Formula: I = (P × R × T) / 100, where P = principal, R = rate (% per year), T = time (years).
Total at end = P + I.
Compound interest (both tiers; Higher uses formula)
Each year's interest is added to the principal, so next year's interest is on the new total. This is exponential growth.
Formula: A = P × (1 + r/100)ⁿ
- A = final amount
- P = principal (starting amount)
- r = annual rate as a percentage
- n = number of years
Example: £2000 at 4% for 3 years. A = 2000 × 1.04³ = 2000 × 1.124864 = £2249.73.
Compound depreciation
Same formula but with a minus sign: A = P × (1 − r/100)ⁿ.
Example: a car worth £15,000 depreciates at 12% per year. After 4 years: A = 15000 × 0.88⁴ = 15000 × 0.5997 = £8995.21.
General exponential model
y = a × bˣ
- a = initial value
- b = growth (b > 1) or decay factor (0 < b < 1)

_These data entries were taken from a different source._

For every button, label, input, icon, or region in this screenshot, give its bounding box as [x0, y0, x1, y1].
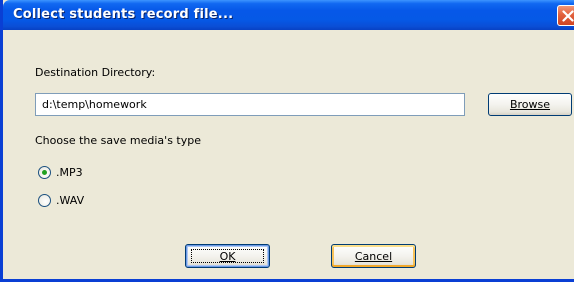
- mp3-label: .MP3: [56, 166, 83, 179]
- cancel-button-label: Cancel: [354, 249, 393, 263]
- browse-button[interactable]: Browse: [488, 93, 572, 116]
- radio-option-wav[interactable]: .WAV: [38, 194, 84, 207]
- mp3-radio[interactable]: [38, 166, 51, 179]
- focus-rectangle: [191, 249, 264, 263]
- wav-label: .WAV: [56, 194, 85, 207]
- wav-radio[interactable]: [38, 194, 51, 207]
- browse-button-label: Browse: [509, 98, 551, 111]
- window-title: Collect students record file...: [13, 7, 234, 22]
- cancel-button[interactable]: Cancel: [331, 244, 416, 268]
- destination-directory-input[interactable]: [35, 93, 465, 116]
- media-type-prompt: Choose the save media's type: [35, 134, 201, 147]
- close-button[interactable]: [557, 5, 574, 26]
- destination-label: Destination Directory:: [35, 66, 156, 79]
- close-icon: [562, 10, 574, 22]
- ok-button[interactable]: OK: [185, 244, 270, 268]
- title-bar[interactable]: Collect students record file...: [3, 0, 574, 30]
- radio-option-mp3[interactable]: .MP3: [38, 166, 83, 179]
- dialog-window: Collect students record file... Destinat…: [0, 0, 574, 282]
- radio-selected-dot: [42, 170, 47, 175]
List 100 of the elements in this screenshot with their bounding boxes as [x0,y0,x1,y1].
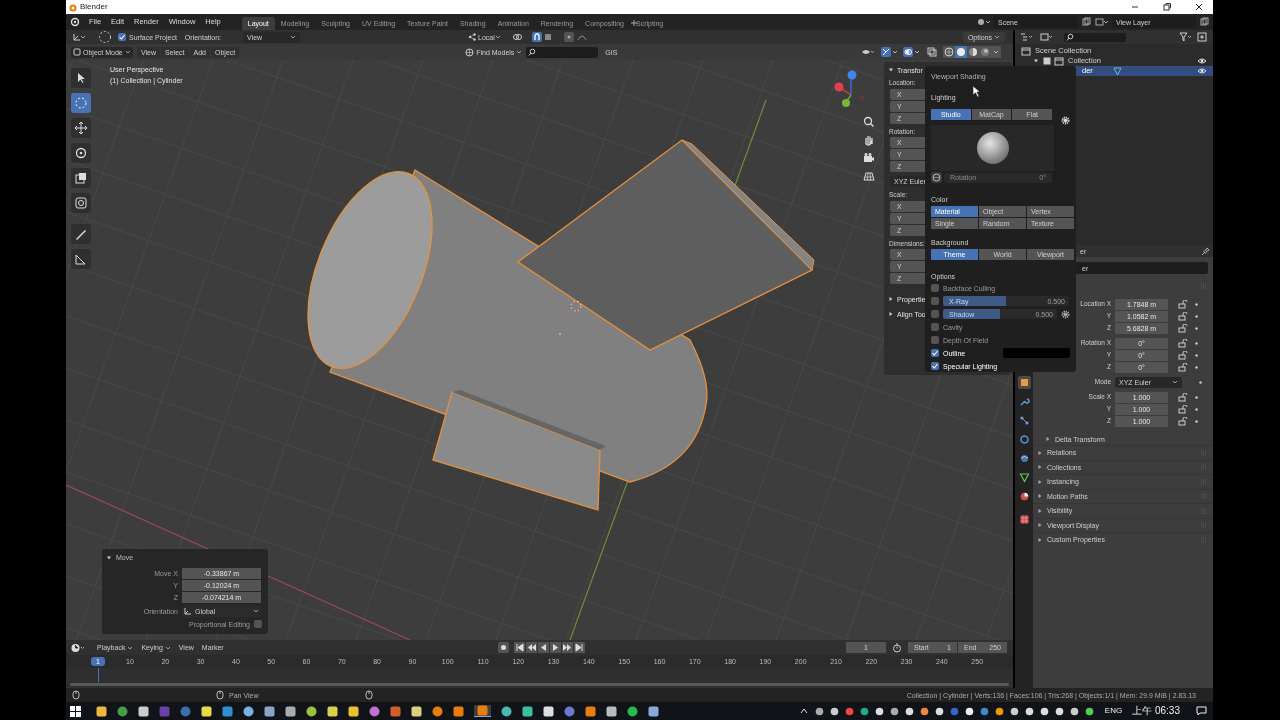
checkbox[interactable] [254,620,262,628]
keyframe-dot-icon[interactable] [1194,301,1199,307]
caret-icon[interactable] [891,48,899,56]
keyframe-dot-icon[interactable] [1198,379,1203,385]
measure-icon[interactable] [71,249,91,269]
world-icon[interactable] [931,172,942,183]
lock-icon[interactable] [1178,323,1188,333]
copy-icon[interactable] [1199,17,1209,27]
image-icon[interactable] [1095,17,1109,27]
app-icon[interactable] [543,705,554,717]
physics-icon[interactable] [1017,433,1031,446]
caret-icon[interactable] [913,48,921,56]
keyframe-dot-icon[interactable] [1194,418,1199,424]
camera-icon[interactable] [863,152,875,164]
shading-material-icon[interactable] [967,46,979,58]
plus-icon[interactable] [630,19,638,27]
app-icon[interactable] [411,705,422,717]
lock-icon[interactable] [1178,311,1188,321]
new-collection-icon[interactable] [1197,32,1207,42]
lock-icon[interactable] [1178,392,1188,402]
xray-icon[interactable] [927,47,937,57]
keyframe-dot-icon[interactable] [1194,352,1199,358]
scale-icon[interactable] [71,168,91,188]
overlay-toggle-icon[interactable] [903,47,913,57]
checkbox[interactable] [931,336,939,344]
hand-icon[interactable] [863,134,875,146]
cursor-tool-icon[interactable] [71,93,91,113]
language-indicator[interactable]: ENG [1104,707,1123,715]
move-icon[interactable] [71,118,91,138]
object-properties-icon[interactable] [1017,376,1031,389]
jump-start-icon[interactable] [513,642,525,653]
checkbox[interactable] [931,323,939,331]
caret-icon[interactable] [991,46,1001,58]
app-icon[interactable] [627,705,638,717]
keyframe-dot-icon[interactable] [1194,364,1199,370]
transform-icon[interactable] [71,193,91,213]
app-icon[interactable] [243,705,254,717]
previous-keyframe-icon[interactable] [525,642,537,653]
lock-icon[interactable] [1178,362,1188,372]
filter-icon[interactable] [1179,32,1193,42]
lock-icon[interactable] [1178,350,1188,360]
search-field[interactable] [526,46,599,58]
app-icon[interactable] [501,705,512,717]
scrollbar[interactable] [70,683,1009,686]
mesh-data-icon[interactable] [1017,471,1031,484]
transform-icon[interactable] [72,32,86,42]
keyframe-dot-icon[interactable] [1194,340,1199,346]
proportional-icon[interactable] [564,32,575,42]
checkbox[interactable] [118,33,126,41]
editor-type-icon[interactable] [71,642,85,653]
app-icon[interactable] [648,705,659,717]
windows-start-icon[interactable] [70,705,81,717]
zoom-icon[interactable] [863,116,875,128]
scene-icon[interactable] [977,17,991,27]
shading-rendered-icon[interactable] [979,46,991,58]
app-icon[interactable] [432,705,443,717]
grid-view-icon[interactable] [863,170,875,182]
shading-solid-icon[interactable] [955,46,967,58]
pin-icon[interactable] [1201,246,1210,256]
checkbox[interactable] [931,284,939,292]
lock-icon[interactable] [1178,299,1188,309]
disclosure-icon[interactable] [1033,58,1039,64]
rotate-icon[interactable] [71,143,91,163]
search-field[interactable] [1064,32,1126,42]
checkbox[interactable] [931,349,939,357]
notification-icon[interactable] [1196,706,1207,716]
clock[interactable]: 上午 06:33 [1132,706,1180,716]
image-icon[interactable] [1040,32,1054,42]
eye-icon[interactable] [1197,57,1207,65]
gizmo-toggle-icon[interactable] [881,47,891,57]
shading-wireframe-icon[interactable] [943,46,955,58]
falloff-icon[interactable] [577,32,588,42]
annotate-icon[interactable] [71,224,91,244]
keyframe-dot-icon[interactable] [1194,394,1199,400]
lock-icon[interactable] [1178,338,1188,348]
app-icon[interactable] [369,705,380,717]
jump-end-icon[interactable] [573,642,585,653]
app-icon[interactable] [348,705,359,717]
record-icon[interactable] [497,642,509,653]
app-icon[interactable] [306,705,317,717]
stopwatch-icon[interactable] [892,642,902,653]
lock-icon[interactable] [1178,416,1188,426]
keyframe-dot-icon[interactable] [1194,313,1199,319]
magnet-icon[interactable] [532,32,543,42]
visibility-icon[interactable] [861,47,875,57]
app-icon[interactable] [522,705,533,717]
lock-icon[interactable] [1178,404,1188,414]
next-keyframe-icon[interactable] [561,642,573,653]
app-icon[interactable] [96,705,107,717]
app-icon[interactable] [138,705,149,717]
select-box-icon[interactable] [71,68,91,88]
color-swatch[interactable] [1003,348,1070,358]
app-icon[interactable] [201,705,212,717]
checkbox[interactable] [931,362,939,370]
preview-area[interactable] [931,125,1054,171]
app-icon[interactable] [585,705,596,717]
eye-icon[interactable] [1197,67,1207,75]
app-icon[interactable] [606,705,617,717]
app-icon[interactable] [285,705,296,717]
checkbox-icon[interactable] [1043,57,1051,65]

- x = number of time periods
If a percentage growth rate r% is given, b = 1 + r/100. If decay r%, b = 1 − r/100.
Word problems
Watch for the time period — sometimes "monthly" or "quarterly" rather than annually. Convert if needed (rare on CCEA Foundation).
Population growing at 3% per year, currently 50,000: After 5 years: 50000 × 1.03⁵ = 57,963 (rounded).
Common CCEA exam tip
The compound formula is on the CCEA formula sheet for Higher tier. Always state the substitution clearly: A = 2000 × (1.04)³ scores M1 even before evaluating.